La terapia è l’escissione chirurgica, ma non sempre questa è possibile per la presenza di metastasi. Esistono
farmaci anti secretori, come il prednisolone, e l’octreotide. Nei pazienti con metastasi la miglior cosa è la
chemioterapia con streptozocina e fluoro-uracile.
Glucagoma
Serie di tumori che secernono diversi peptidi, ma che hanno in comune la produzione di glucagone. Unici, di
grandi dimensione e a lenta crescita, più del 75% di questi tumori ha già metastatizzato, al fegato o alle ossa,
al momento della diagnosi. In alcuni casi sono associati alla MEN1.

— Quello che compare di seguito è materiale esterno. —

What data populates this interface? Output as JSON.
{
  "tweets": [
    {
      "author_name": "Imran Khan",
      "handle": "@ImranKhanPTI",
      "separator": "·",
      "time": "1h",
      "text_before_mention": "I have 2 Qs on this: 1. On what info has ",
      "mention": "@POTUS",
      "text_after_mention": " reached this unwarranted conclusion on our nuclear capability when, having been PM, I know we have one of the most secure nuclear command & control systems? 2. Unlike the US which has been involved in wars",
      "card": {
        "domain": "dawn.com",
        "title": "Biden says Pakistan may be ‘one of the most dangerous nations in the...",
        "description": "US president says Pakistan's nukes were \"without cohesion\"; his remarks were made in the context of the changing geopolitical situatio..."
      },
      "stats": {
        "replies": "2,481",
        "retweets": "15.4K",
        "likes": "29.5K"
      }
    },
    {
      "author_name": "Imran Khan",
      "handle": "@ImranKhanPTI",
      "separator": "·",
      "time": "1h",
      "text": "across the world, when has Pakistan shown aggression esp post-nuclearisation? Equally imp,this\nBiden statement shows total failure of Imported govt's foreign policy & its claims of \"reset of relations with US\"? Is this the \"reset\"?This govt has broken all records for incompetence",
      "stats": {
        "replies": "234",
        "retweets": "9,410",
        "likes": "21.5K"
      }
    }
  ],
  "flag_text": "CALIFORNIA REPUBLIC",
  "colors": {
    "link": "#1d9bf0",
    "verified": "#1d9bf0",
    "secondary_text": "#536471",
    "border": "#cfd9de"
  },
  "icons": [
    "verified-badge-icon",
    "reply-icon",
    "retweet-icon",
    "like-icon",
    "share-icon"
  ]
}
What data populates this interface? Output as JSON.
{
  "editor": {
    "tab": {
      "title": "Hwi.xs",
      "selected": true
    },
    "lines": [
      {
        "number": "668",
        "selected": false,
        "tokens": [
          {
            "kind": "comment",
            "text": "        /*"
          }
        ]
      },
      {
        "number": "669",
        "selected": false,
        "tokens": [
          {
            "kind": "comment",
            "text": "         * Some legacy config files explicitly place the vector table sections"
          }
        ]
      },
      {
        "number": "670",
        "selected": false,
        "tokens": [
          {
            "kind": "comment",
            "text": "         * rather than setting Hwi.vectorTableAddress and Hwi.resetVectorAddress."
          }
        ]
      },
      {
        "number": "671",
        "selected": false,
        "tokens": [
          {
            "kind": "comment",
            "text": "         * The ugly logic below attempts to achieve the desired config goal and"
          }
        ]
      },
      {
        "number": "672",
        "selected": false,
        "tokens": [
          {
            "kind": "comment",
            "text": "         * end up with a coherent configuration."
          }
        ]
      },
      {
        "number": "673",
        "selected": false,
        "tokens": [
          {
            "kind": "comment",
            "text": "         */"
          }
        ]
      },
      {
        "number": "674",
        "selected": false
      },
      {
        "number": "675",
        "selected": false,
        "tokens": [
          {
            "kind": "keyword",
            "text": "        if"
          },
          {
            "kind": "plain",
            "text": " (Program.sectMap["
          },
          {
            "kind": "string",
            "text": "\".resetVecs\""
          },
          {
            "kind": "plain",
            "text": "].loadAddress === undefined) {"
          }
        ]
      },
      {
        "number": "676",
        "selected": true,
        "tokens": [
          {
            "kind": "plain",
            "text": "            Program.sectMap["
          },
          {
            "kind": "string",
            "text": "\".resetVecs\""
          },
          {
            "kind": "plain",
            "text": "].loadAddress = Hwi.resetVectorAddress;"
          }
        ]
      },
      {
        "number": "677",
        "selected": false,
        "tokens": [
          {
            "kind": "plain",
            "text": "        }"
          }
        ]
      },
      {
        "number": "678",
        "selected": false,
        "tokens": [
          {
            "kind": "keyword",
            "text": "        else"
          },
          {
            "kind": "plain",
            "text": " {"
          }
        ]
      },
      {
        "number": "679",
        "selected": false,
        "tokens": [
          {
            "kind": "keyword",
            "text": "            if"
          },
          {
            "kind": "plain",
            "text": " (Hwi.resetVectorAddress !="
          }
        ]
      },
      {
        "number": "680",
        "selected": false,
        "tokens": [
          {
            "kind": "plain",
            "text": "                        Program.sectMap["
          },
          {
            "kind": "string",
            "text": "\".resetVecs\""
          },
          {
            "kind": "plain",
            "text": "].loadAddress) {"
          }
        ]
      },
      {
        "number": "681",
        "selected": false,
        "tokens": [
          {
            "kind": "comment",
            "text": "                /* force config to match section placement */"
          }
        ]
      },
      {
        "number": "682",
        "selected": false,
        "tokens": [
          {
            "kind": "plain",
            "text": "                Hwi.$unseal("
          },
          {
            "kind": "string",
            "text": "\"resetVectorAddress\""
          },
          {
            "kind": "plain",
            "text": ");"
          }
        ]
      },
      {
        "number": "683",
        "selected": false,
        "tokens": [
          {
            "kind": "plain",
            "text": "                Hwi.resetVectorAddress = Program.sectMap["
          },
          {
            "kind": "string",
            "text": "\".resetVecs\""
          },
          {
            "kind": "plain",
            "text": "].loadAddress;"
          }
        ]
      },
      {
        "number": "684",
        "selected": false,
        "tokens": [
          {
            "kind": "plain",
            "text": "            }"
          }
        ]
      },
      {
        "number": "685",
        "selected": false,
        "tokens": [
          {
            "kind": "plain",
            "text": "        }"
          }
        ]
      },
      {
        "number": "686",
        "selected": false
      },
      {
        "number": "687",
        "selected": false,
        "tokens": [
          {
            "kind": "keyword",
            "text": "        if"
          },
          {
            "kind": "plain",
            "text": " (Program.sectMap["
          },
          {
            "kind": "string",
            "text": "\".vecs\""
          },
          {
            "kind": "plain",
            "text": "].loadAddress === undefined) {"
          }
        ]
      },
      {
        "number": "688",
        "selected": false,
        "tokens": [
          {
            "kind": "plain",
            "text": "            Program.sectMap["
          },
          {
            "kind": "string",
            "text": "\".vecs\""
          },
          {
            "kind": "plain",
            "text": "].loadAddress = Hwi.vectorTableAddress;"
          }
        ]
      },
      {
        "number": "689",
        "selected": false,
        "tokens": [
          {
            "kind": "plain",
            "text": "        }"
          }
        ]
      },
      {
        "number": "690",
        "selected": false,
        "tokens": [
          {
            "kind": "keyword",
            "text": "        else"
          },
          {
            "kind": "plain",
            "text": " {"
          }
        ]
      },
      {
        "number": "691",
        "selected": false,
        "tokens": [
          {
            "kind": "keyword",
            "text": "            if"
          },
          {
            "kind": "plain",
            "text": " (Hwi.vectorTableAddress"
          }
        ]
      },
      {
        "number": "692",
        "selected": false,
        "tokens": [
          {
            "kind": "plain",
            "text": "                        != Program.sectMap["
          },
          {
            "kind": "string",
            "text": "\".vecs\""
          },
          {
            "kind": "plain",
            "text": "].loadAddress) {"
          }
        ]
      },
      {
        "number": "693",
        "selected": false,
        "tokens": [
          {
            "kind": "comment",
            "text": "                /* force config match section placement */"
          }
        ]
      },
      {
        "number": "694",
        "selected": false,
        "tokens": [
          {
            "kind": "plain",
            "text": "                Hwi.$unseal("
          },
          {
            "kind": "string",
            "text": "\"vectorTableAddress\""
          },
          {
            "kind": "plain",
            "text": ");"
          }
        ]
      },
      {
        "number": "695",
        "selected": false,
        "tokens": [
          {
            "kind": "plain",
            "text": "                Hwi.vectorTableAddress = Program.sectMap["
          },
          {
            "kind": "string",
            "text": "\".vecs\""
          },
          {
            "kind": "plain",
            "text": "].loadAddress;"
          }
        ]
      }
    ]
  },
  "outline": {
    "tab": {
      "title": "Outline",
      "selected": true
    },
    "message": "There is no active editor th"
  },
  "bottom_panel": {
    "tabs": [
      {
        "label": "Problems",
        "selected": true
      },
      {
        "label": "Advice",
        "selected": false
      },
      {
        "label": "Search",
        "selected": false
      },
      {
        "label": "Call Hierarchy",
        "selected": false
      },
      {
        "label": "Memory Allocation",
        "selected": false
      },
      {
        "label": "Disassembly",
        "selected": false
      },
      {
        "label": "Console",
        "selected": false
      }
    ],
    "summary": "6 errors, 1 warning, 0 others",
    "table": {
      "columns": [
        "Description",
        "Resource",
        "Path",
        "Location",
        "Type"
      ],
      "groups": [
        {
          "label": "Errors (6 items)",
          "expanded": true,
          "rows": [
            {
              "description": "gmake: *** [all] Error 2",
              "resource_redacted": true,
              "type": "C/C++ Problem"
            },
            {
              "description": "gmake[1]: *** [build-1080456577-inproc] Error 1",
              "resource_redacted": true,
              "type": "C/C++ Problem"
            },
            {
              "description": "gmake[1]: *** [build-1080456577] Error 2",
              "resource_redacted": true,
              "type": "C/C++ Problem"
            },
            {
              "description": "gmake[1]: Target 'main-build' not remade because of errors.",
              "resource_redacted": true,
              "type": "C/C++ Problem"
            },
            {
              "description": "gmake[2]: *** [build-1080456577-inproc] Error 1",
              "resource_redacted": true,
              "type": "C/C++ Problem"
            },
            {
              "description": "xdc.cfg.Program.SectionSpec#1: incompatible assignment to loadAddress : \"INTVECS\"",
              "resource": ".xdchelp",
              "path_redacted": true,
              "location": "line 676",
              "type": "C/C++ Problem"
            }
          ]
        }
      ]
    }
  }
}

Livelli di glucagone sopra ai 1000 ng/l sono indicativi, livelli più bassi possono essere associati al diabete ed
altre patologie del fegato.
Le alterazioni metaboliche nel catabolismo degli aminoacidi e nella produzione di glucosio producono
iperglicemia, diminuzione della concentrazione di aminoacidi anche del 25%, e ipocolesterolemia.
Una manifestazione caratteristica è un rash cutaneo migrante, a caratteristiche variabili da bolloso a
psoriasico a crostoso. Il diabete è di solito modesto e non si associa a chetoacidosi.
La terapia radicale chirurgica è risolutiva solo nel 30% dei casi: nonostante le dimensioni, infatti, non danno
sintomi importanti per molto tempo. La chemioembolizzazione dell’arteria epatica e l’alcolizzazione danno
risultati buoni, molto meglio della chemioterapia.
La lenta crescita comunque permette una lunga sopravvivenza anche di quei pazienti che hanno già
metastasi.
Somatostatinoma
Ultimai identificati nel campo dei tumori pancreatici, queste malattie hanno caratteristicamente una triade
sintomatologica:
• Diabete mellito (probabilmente per la secrezione di altri peptidi)
• Colelitiasi
• Steatorrea (inibizione della secrezione pancreatica)
La sede primaria è il pancreas, seguita dall’intestino tenue, in cui si manifesta però una sintomatologia più
modesta.
In genere sono unici, voluminosi e metastatici al momento della diagnosi. Molti tumori secernono
somatostatina; le associazioni più comuni di somatostatinoma sono con la MEN-2.